The Miranda case was by far the most significant of Detective Cooley’s law enforcement career. Mr. Miranda was convicted of rape and kidnapping by a Superior Court jury in June 1963; the conviction was upheld nearly two years later by the Arizona Supreme Court, which ruled that his confession was admissible despite his not having had a lawyer present.
In late 1965, the U.S. Supreme Court agreed to review four cases, including Mr. Miranda’s, in which indigent men had confessed after being interrogated. The next year, the court ruled 5 to 4 that the Fifth Amendment required the police to advise suspects that they had the right to remain silent once they were in custody and to have an attorney present during interrogations. The rights, almost from the day of the decision, became known as the Miranda warning.
Mr. Miranda’s conviction was overturned by the Supreme Court, but he was retried on rape and kidnapping charges and found guilty again in 1967. (The confession was not used in that trial.) He was paroled in 1972 and stabbed to death four years later in a barroom fight. After his death, it was reported that he had been trading on his legal celebrity by selling Miranda warning cards for $1.50 each.
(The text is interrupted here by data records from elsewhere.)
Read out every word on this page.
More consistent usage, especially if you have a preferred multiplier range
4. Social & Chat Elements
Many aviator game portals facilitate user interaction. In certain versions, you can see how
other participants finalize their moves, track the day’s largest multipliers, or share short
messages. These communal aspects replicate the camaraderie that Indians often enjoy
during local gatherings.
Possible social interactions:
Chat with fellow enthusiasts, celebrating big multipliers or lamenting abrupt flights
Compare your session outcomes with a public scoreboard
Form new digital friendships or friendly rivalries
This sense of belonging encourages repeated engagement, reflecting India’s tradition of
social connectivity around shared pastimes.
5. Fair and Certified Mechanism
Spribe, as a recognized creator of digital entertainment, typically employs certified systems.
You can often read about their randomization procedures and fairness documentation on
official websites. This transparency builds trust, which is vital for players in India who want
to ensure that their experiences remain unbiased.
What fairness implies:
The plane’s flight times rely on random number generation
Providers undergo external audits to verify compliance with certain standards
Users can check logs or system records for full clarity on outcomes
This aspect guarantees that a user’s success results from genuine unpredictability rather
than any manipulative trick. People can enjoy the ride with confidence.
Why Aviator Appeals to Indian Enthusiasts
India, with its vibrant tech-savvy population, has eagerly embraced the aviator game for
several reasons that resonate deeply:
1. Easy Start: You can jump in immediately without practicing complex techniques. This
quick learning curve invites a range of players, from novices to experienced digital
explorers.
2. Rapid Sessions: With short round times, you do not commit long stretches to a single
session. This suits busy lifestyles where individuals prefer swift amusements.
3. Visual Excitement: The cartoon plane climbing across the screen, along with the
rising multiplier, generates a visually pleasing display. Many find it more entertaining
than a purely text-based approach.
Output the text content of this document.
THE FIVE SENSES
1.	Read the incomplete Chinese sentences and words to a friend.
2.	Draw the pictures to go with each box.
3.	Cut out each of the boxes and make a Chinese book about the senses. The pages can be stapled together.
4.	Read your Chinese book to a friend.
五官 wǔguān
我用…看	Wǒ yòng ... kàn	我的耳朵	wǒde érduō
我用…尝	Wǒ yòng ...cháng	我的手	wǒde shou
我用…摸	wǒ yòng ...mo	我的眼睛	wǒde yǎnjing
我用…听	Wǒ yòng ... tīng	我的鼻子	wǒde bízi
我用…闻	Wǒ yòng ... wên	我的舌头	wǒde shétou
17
In 1976, he defended his actions in the Miranda case to The Republic, saying that Mr. Miranda’s confession had been written voluntarily and that Mr. Miranda knew his rights.
“He was not un-knowledgeable about his rights,” he said. “He was an ex-convict and served a year in prison” — for auto theft — “and had been through the routine before.”

Noreen Nash, actress. Other credits include the original “Dragnet” TV series, “77 Sunset Strip”, and ‘Yancy Derringer”.

On the advice of her son, she decided to quit show biz in 1962 and went back to study, enrolling at UCLA and graduating in 1971 with a Bachelor’s Degree in history. In 1980, she published her first novel, ‘By Love Fulfilled’, set in the 16th century and following the life of a physician at the court of Catherine de Medici. This was followed by ‘Agnès Sorel, Mistress of Beauty’ in 2013 and an autobiographical work of recollections, ‘Titans of the Muses: When Henry Miller Met Jean Renoir’ in 2015.